IBM Tries to Ease Customers’ Qualms About Using Generative A.I.

IBM’s customers are mostly other businesses, and persuading those companies to use new A.I. products means assuring them that they won’t run into legal trouble. OpenAI, for example, has already been sued by a collection of authors who accuse it of infringing on their copyrights by using their books to train ChatGPT.

Over the last year, start-ups like OpenAI and other industry giants like Google and Microsoft have been much more aggressive than IBM about publicly discussing their A.I. work. Even Meta, the parent company of Facebook, this week introduced A.I. chatbots meant to sound like celebrities such as the quarterback Tom Brady and the hip-hop artist Snoop Dogg.

IBM’s relatively quiet stance showed how much the tech industry had changed in the 12 years since IBM’s Watson A.I. system beat top competitors on “Jeopardy!” A.I. became a centerpiece of IBM’s pitch to corporate customers, but the company has been overshadowed by younger competitors in the nearly yearlong A.I. frenzy in the tech industry.

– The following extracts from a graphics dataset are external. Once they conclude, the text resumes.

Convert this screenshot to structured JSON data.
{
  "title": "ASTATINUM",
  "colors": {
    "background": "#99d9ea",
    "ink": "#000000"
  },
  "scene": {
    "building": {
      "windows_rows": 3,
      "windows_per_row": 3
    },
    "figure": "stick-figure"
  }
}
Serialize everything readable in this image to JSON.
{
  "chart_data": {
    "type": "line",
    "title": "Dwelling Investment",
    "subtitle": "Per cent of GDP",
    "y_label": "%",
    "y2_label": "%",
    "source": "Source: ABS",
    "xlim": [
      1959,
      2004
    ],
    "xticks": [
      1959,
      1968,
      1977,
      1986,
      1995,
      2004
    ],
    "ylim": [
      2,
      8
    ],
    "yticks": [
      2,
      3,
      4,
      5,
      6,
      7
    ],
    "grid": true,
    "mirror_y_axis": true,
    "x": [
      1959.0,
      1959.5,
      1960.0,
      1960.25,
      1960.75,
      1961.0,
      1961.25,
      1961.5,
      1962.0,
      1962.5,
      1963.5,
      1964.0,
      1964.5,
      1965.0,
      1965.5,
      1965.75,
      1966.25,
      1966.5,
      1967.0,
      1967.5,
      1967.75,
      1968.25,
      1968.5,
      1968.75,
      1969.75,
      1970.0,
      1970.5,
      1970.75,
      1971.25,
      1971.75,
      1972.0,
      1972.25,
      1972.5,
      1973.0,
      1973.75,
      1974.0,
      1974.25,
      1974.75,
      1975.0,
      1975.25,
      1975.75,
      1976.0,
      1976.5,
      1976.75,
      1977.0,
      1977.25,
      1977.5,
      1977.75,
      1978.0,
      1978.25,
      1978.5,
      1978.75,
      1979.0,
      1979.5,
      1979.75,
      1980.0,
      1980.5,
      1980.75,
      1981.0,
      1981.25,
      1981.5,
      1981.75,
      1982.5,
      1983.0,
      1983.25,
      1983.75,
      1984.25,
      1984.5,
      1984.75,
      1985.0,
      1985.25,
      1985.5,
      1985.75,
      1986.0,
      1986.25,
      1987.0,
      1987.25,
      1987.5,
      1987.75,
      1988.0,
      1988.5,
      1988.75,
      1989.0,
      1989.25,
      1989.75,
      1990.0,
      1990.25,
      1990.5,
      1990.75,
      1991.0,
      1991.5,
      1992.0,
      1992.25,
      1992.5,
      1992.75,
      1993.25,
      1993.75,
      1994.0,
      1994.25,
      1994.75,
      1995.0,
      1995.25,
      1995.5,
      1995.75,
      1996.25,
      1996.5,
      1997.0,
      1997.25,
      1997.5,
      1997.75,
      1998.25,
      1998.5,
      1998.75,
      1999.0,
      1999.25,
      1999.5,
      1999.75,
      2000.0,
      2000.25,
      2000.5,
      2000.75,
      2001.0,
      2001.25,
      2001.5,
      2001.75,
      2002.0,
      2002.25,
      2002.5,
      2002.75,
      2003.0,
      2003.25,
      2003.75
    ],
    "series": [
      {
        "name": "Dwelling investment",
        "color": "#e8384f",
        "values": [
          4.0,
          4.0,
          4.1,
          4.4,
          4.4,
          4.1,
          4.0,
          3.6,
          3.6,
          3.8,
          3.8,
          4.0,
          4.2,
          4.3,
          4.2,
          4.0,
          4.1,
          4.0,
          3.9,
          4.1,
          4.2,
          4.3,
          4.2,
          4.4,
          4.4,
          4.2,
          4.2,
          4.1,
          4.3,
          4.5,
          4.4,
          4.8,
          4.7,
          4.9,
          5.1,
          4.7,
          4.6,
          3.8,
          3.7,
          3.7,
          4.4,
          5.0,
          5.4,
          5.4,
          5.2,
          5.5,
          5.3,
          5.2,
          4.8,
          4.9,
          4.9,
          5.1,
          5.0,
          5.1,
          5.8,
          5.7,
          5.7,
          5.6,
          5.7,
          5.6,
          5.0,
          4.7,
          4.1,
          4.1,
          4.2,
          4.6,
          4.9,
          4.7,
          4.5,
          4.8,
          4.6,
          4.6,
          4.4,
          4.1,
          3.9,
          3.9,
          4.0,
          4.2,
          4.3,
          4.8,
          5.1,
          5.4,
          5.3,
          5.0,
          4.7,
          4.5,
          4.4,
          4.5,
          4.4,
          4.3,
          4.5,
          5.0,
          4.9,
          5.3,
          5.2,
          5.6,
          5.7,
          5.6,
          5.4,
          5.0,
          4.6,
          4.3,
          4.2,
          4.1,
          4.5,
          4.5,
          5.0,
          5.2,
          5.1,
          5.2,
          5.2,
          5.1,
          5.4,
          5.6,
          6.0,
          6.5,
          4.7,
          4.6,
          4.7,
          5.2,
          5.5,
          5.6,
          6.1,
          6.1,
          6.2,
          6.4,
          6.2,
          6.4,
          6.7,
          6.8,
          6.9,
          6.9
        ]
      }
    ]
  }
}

Other technology suppliers are also trying to reassure customers by assuming legal risks. Microsoft pledged this month to defend customers in any copyright suits that arise from using its A.I.-powered Copilots, which it is adding to its office productivity software and programming tools. Adobe has made a similar commitment for copyright claims against customers using Adobe Firefly, its A.I. art-generation software.

The IBM A.I. systems — or “models,” as developers call them — are tailored for use by businesses. And the training data has been curated with companies in mind and culled from the internet, academic journals, computer code repositories, and legal and finance documents, the company said.